Here, the absolute lead exclusion endorsement to the policy, which the defendants submitted in support of their motion, unequivocally excludes coverage for, inter alia, bodily injury "arising out of the existence or control of the hazardous properties of lead, irrespective of the form or source of such lead." Thus, the exclusion clearly applies to the cause of action brought against the plaintiff in the underlying action to recover damages for personal injuries allegedly sustained by exposure to lead (see Swan USA, Inc. v Wesco Ins. Co., 217 AD3d 987, 989; Mapfre Ins. Co. of N.Y. v Ferrall, 214 AD3d 635, 636). Accordingly, the defendants established their prima facie entitlement to a declaration that (1) the plaintiff is not entitled to coverage under the policy for the cause of action asserted in the underlying action, (2) the absolute lead exclusion is properly included in the policy and excludes coverage for the underlying action, and (3) the defendants are not obligated to defend or indemnify the plaintiff in the underlying action (see Landau v IDS Prop. Cas. Ins. Co., 228 AD3d at 856; Gem-Quality Corp. v Colony Ins. Co., 209 AD3d 986, 992-993).

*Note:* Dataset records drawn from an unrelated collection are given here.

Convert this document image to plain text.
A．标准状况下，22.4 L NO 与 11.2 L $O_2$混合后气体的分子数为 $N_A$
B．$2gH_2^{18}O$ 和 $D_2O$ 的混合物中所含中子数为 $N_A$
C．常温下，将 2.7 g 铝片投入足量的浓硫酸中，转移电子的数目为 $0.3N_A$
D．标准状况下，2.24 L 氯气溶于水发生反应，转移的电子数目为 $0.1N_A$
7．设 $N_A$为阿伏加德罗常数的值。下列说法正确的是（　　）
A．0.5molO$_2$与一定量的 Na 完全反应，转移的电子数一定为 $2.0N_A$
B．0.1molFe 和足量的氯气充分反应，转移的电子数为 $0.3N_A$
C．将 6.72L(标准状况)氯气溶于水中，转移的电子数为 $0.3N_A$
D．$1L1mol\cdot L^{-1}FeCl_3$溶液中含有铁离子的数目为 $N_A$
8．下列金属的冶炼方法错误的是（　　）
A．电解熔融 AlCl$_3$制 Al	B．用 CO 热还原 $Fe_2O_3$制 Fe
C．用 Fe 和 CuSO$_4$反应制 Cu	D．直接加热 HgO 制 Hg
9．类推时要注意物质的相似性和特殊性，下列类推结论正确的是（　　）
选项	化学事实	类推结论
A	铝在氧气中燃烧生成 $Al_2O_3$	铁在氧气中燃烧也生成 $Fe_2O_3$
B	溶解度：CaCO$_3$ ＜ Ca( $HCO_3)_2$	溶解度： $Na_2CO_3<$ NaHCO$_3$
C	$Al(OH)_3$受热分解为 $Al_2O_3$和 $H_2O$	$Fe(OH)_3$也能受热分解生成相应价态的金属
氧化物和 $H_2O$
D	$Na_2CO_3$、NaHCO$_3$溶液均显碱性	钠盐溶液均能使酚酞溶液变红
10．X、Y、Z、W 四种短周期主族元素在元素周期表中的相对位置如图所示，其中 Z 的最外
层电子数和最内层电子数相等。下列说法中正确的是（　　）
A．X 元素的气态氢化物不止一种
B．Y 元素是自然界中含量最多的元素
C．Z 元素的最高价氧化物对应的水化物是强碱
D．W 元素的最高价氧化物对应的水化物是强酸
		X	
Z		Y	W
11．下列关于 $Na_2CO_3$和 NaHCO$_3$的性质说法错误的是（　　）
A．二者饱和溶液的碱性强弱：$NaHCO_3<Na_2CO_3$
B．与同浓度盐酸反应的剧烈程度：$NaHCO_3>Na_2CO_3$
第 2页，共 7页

In opposition, the plaintiff failed to raise a triable issue of fact as to whether the absolute lead exclusion was properly added to the policy or whether the exclusion applies (see Landau v IDS Prop. Cas. Ins. Co., 228 AD3d at 856-857; Swan USA, Inc. v Wesco Ins. Co., 217 AD3d at 989).
The plaintiff's remaining contention is without merit.
CONNOLLY, J.P., CHRISTOPHER, VOUTSINAS and HOM, JJ., concur.